As I mentioned in a previous post, I have been reading the Hobbit in Hebrew. Thanks to David M. and Noa for lending us their copy. It is great reading. I probably haven't read it since I was twelve and am thoroughly enjoying it. I am reading it once to myself and more slowly Benjy and I are reading it together translating into English. There are occasional passages which I don't get and certainly words in most sentences which are hard but can be gleaned from context. It works well in Hebrew since it gives so much of the story that ancient once-upon-a-time feel that Tolkein worked so hard to give the book, when they get to the Dark Wood they are plunged into a choshech-Mitsrayim, "Egyptian darkness". I am using the translation by Moshe haNami which is vocalized which makes the reading so much easier. Vowels in Hebrew are written as dots and lines under the letters (though I recently learned that there were other systems which had voewels over the letters). Like Arabic, Hebrew is often written without the vowel marks -whch cn mk rdng prtt hrd. But kids books are often vocalized. If it wasn't for that I might have gotten the translation which was done by a group of Israeli POWs in an Egyptian prison. They worked on their English and one of the projects they did to keep themselves from going stir crazy (they were in from, I think, '67 until 1973; they said they were the only Israelis who were happy to see that war had broken out in 73 because it meant they had a chance of getting exchanged). They got a copy of the Hobbit in a Red Cross package and worked in teams to translate it and apparently produced a really good translation (though un-vocalized).

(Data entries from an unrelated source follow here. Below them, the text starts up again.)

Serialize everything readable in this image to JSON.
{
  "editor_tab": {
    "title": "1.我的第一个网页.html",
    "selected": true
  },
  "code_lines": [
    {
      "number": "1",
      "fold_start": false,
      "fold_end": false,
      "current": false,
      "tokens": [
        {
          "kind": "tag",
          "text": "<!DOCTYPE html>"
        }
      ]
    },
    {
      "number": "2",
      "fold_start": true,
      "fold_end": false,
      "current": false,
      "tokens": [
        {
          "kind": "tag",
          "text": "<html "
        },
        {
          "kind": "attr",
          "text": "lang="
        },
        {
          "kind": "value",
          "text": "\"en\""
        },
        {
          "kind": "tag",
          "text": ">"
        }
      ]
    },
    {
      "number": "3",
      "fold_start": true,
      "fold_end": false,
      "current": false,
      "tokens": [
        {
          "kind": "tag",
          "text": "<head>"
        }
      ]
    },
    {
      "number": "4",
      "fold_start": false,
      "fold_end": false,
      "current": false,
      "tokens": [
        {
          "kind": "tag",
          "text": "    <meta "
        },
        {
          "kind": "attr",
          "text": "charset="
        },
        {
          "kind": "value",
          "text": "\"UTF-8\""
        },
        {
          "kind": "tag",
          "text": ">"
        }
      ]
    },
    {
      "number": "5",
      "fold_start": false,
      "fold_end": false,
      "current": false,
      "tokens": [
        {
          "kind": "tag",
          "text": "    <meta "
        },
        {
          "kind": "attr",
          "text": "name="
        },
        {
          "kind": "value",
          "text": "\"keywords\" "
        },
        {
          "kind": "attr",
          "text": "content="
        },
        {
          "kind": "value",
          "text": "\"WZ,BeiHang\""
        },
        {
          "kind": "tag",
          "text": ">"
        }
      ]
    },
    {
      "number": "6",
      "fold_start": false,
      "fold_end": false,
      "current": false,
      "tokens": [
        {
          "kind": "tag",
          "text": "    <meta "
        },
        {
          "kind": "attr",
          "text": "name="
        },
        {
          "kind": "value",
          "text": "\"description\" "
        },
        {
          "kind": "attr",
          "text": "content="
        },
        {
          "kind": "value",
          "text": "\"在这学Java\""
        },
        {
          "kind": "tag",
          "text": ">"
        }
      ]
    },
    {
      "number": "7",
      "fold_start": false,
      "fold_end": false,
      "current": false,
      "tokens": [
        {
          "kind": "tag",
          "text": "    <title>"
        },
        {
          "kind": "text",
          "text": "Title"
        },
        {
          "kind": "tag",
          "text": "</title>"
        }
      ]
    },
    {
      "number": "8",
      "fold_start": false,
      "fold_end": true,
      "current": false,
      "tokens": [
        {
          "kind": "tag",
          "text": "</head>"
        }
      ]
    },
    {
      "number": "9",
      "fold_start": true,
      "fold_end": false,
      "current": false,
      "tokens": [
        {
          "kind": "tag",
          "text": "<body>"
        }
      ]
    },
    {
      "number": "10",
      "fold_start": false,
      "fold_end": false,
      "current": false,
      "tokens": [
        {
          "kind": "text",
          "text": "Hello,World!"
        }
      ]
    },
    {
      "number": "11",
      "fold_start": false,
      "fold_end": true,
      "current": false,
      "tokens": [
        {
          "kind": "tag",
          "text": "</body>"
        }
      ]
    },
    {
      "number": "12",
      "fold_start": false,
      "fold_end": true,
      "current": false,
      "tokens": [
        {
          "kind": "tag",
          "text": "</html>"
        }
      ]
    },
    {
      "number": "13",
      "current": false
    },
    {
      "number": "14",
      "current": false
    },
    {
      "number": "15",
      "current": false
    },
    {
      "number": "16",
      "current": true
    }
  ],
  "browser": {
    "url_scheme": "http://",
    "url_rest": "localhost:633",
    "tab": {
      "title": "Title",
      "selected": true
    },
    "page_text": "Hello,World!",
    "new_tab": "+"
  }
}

I had forgotten a lot of the book and occasionally I wonder if the translator just dropped in his own random bits and pieces. The whole thing with Beorn the bear-man, don't remember that at all. At this time of year The Hobbit has special resonance beyond the plague of darkness, since the dwarves are on a sort of journey of historical recuperation, to undo their exile as it were. Tolkien, in his letters, wrote about his dwarves being similar to Jews "I do think of the 'Dwarves' like Jews: at once native and alien in their habitations, speaking the languages of the country, but with an accent due to their own private tongue.....". Of course the little, tribalistic, bearded dwarves are on that long journey back to their home-land because they want their gold back and some people accused him of being anti-Semitic. But he wrote a pretty sharp letter to a German company who wanted to make sure he wasn't Jewish before they published their translation of the Hobbit.

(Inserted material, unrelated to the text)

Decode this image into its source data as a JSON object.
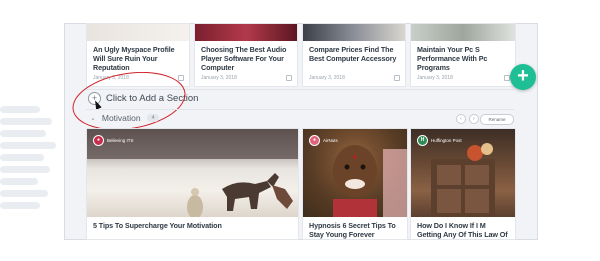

Bilbo strikes me this time around as a sort of Bertie Wooster figure, very proper and British, with a loathing of anything too out of the ordinary, very attached to his material comforts, nearly paralyzed at having left the house without his hat. The amount of time spent describing food in the book is certainly reminiscent of Wodehouse. Gandolf is Bilbo's Jeeves, pulling him out of tight spots at the last moment, never setting a foot wrong. It's sort of like Wooster and Jeeves accidentally ending up on trip to Israel with a dozen Belzer Hasidim where everything goes wrong, the wheels fall off the bus and the luggage all gets eaten by Orcs.

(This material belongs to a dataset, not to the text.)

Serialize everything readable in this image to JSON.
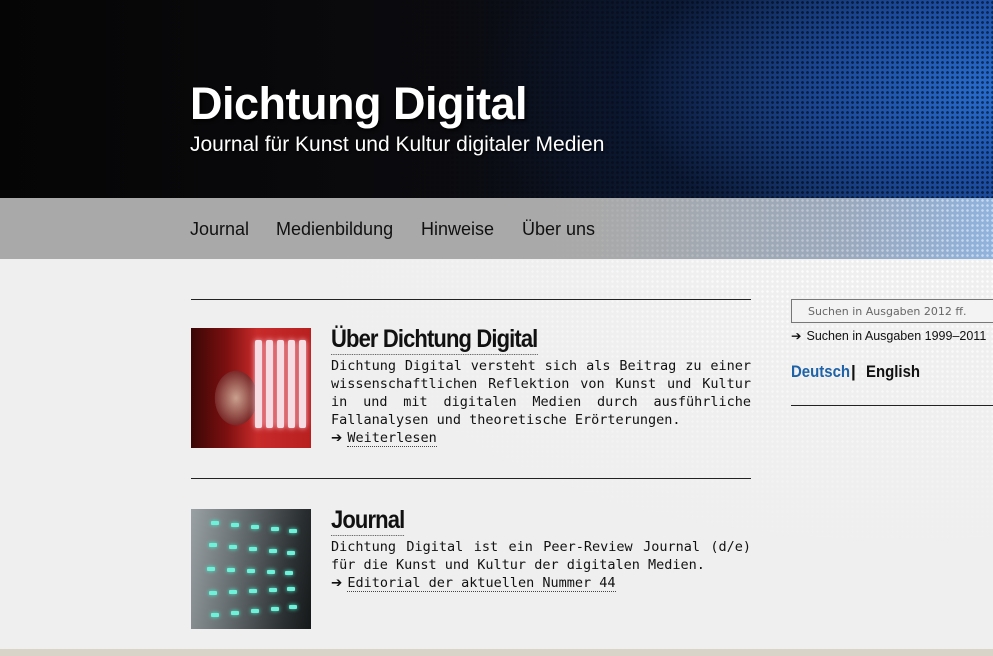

Maybe when I finish reading it, I will work on a translation into English so that non-Hebrew readers can finally enjoy this wonderful piece of literature.

1 comment:

Rob said...

Dude, I read the Hobbit to the kids over Christmas holidays and we all had a great time. I had forgotten how well paced a story it is for reading aloud - always a bit of description and then a little crisis... glad you guys are having fun with it.